Glue: Holding It Together for 200,000 Years

OK, so adhesives may not seem like the most sensational subject in the world (although it’s pretty exciting to us). But we invite you to stay glued to your seat for a few minutes for a trip across time and some things you probably didn’t know.

Let’s take a look at the history of one of the most fundamental and useful substances in the world.

Believe it or not, adhesives of one sort or another have been around for 200,000 years! They were used to make tools and weapons as well as preserving cultural heritage. Examples include:

  • Ceremonial and decorative items – 6,000 years ago
  • Axes and arrow tips – 5,200 years ago
  • Creation of papyrus – 3,500 years ago
  • Laminate woodwork – 2,500 years ago

As the Greek and Roman empires spread, glue became widespread across Europe. Its use then extended into large building construction with applications such as mosaic floors and tile walls.

For a very long time, between the fall of the Roman Empire and the start of World War I, glue was produced from animal sources. It was used mainly by furniture makers and woodworkers. The war stimulated the development of glues based on other types of natural materials such as milk and nitrocellulose.

Major advances arrived in the 1930s with the advent of modern chemistry that led to discoveries involving plastics, rubber and synthetic resins. It was the beginning of modern industrial adhesives, which was given a major push during World War II. The next big innovation was the introduction of super glues in the late 1950s.

Today, glue is an essential element across almost any field, with worldwide consumption estimated to top $50 billion per year by 2020.

There are several kinds of industrial adhesives: resin, hot melt, contact spray, acrylic, anaerobic, conductive, epoxy and pressure.
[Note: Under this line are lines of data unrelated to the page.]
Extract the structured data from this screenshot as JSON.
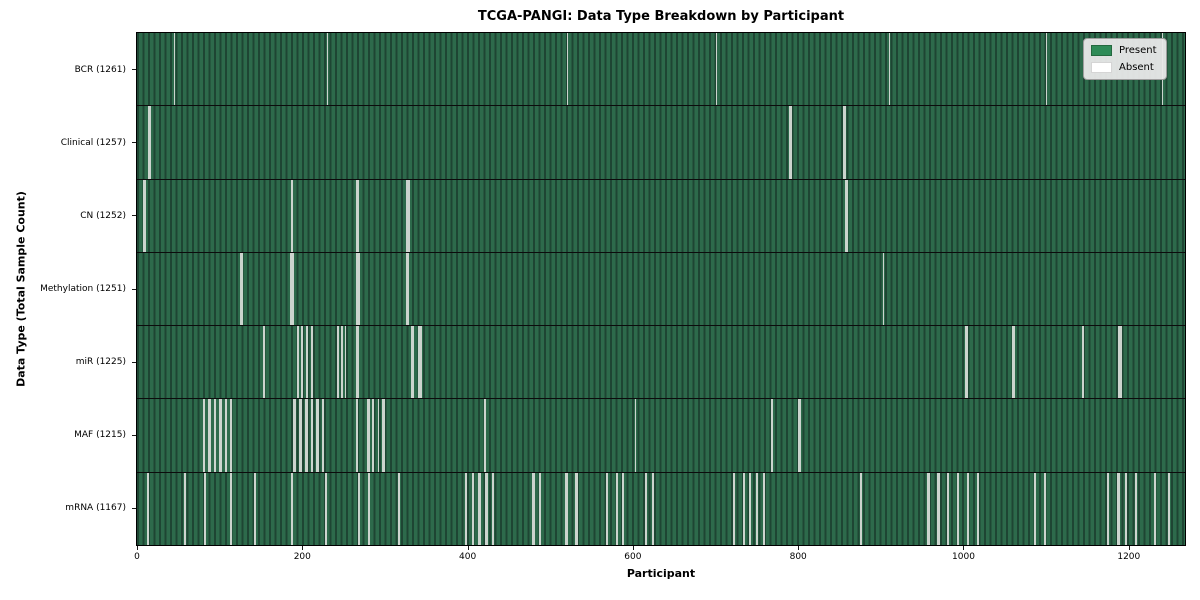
{
  "title": "TCGA-PANGI: Data Type Breakdown by Participant",
  "xlabel": "Participant",
  "ylabel": "Data Type (Total Sample Count)",
  "legend": {
    "present_label": "Present",
    "absent_label": "Absent"
  },
  "colors": {
    "present": "#2e8b57",
    "absent": "#ffffff",
    "bar_stripe_light": "#2d6a4b",
    "bar_stripe_dark": "#1e4533",
    "row_separator": "#0c0c0c",
    "legend_bg": "#e9e9e9",
    "legend_border": "#9e9e9e"
  },
  "chart_data": {
    "type": "heatmap",
    "title": "TCGA-PANGI: Data Type Breakdown by Participant",
    "xlabel": "Participant",
    "ylabel": "Data Type (Total Sample Count)",
    "legend": [
      "Present",
      "Absent"
    ],
    "legend_position": "upper right",
    "grid": false,
    "xlim": [
      0,
      1268
    ],
    "x_ticks": [
      0,
      200,
      400,
      600,
      800,
      1000,
      1200
    ],
    "n_participants": 1268,
    "value_encoding": {
      "present": "seagreen bar",
      "absent": "white gap"
    },
    "rows": [
      {
        "label": "BCR (1261)",
        "data_type": "BCR",
        "total": 1261,
        "absent": [
          45,
          230,
          520,
          700,
          910,
          1100,
          1240
        ]
      },
      {
        "label": "Clinical (1257)",
        "data_type": "Clinical",
        "total": 1257,
        "absent": [
          13,
          14,
          15,
          16,
          789,
          790,
          791,
          854,
          855,
          856,
          857
        ]
      },
      {
        "label": "CN (1252)",
        "data_type": "CN",
        "total": 1252,
        "absent": [
          7,
          8,
          9,
          186,
          187,
          188,
          265,
          266,
          267,
          326,
          327,
          328,
          329,
          857,
          858,
          859
        ]
      },
      {
        "label": "Methylation (1251)",
        "data_type": "Methylation",
        "total": 1251,
        "absent": [
          125,
          126,
          127,
          185,
          186,
          187,
          188,
          189,
          265,
          266,
          267,
          268,
          326,
          327,
          328,
          902,
          903
        ]
      },
      {
        "label": "miR (1225)",
        "data_type": "miR",
        "total": 1225,
        "absent": [
          152,
          153,
          193,
          194,
          195,
          199,
          200,
          204,
          205,
          206,
          210,
          211,
          212,
          242,
          243,
          247,
          248,
          252,
          265,
          266,
          267,
          331,
          332,
          333,
          334,
          340,
          341,
          342,
          343,
          1002,
          1003,
          1004,
          1059,
          1060,
          1061,
          1143,
          1144,
          1145,
          1187,
          1188,
          1189,
          1190,
          1191
        ]
      },
      {
        "label": "MAF (1215)",
        "data_type": "MAF",
        "total": 1215,
        "absent": [
          80,
          81,
          86,
          87,
          88,
          93,
          94,
          99,
          100,
          101,
          106,
          107,
          113,
          114,
          189,
          190,
          191,
          196,
          197,
          198,
          203,
          204,
          205,
          206,
          211,
          212,
          217,
          218,
          219,
          224,
          225,
          265,
          266,
          278,
          279,
          280,
          284,
          285,
          286,
          291,
          292,
          297,
          298,
          299,
          420,
          421,
          602,
          603,
          767,
          768,
          800,
          801,
          802
        ]
      },
      {
        "label": "mRNA (1167)",
        "data_type": "mRNA",
        "total": 1167,
        "absent": [
          12,
          13,
          57,
          58,
          81,
          82,
          113,
          114,
          142,
          143,
          186,
          187,
          227,
          228,
          267,
          268,
          279,
          280,
          316,
          317,
          397,
          398,
          405,
          406,
          407,
          413,
          414,
          415,
          421,
          422,
          423,
          429,
          430,
          431,
          478,
          479,
          480,
          486,
          487,
          518,
          519,
          520,
          530,
          531,
          532,
          567,
          568,
          569,
          579,
          580,
          581,
          587,
          588,
          615,
          616,
          623,
          624,
          721,
          722,
          733,
          734,
          741,
          742,
          749,
          750,
          757,
          758,
          875,
          876,
          956,
          957,
          958,
          968,
          969,
          970,
          980,
          981,
          992,
          993,
          1004,
          1005,
          1016,
          1017,
          1085,
          1086,
          1097,
          1098,
          1174,
          1175,
          1186,
          1187,
          1188,
          1195,
          1196,
          1207,
          1208,
          1209,
          1231,
          1232,
          1247,
          1248
        ]
      }
    ]
  }
}
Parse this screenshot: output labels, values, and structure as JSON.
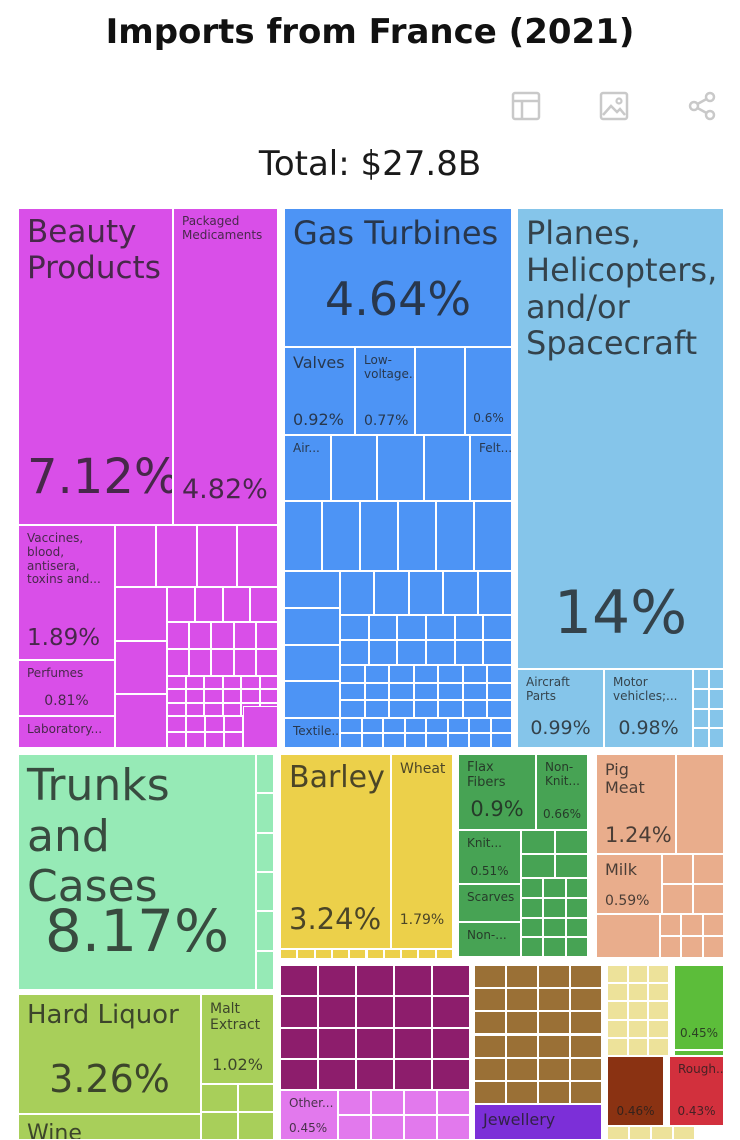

In construction, adhesives bond an incredible array of materials and components throughout a project. These applications can include:

  • Carpet layment
  • Ceramic tile
  • Concrete
  • Countertop lamination
  • Flooring underlayment
  • Drywall lamination
  • Heating, ventilation, air conditioning
  • Joints
  • Manufactured housing
  • Pre-finished panels
  • Resilient flooring
  • Roofing
  • Tilt-up components
  • Wall covering

The key to successful use of adhesives is, of course, selecting the right option for the job at hand. That means making sure to account for factors such as required bond strength, environmental temperature and moisture, application preferences, clean-up considerations, etc.

What’s on the horizon for our centuries-old partner?

We know that glue is now commonly used for everything from airplane construction to cars and appliances. But what about skyscrapers?

Yes. It’s all due to innovations in non-metallic, high-strength composite materials like carbon fiber, fiberglass and other structural plastics. These materials can now be bonded together to create building components. This approach represents a potential revolution in construction.

A challenge at the moment in expanding this practice is overcoming a traditional preference for fasteners like nails and screws that can be clearly seen. Yet today’s architectural and construction adhesives are proven performers that can even surpass the strength of nails and screws. And adhesives have other significant advantages in applications such as tilt-up construction and below-grade structural protection.

Over the course of thousands of years, glue has been one of the most important ingredients in humankind’s advancements. And there’s always more to come!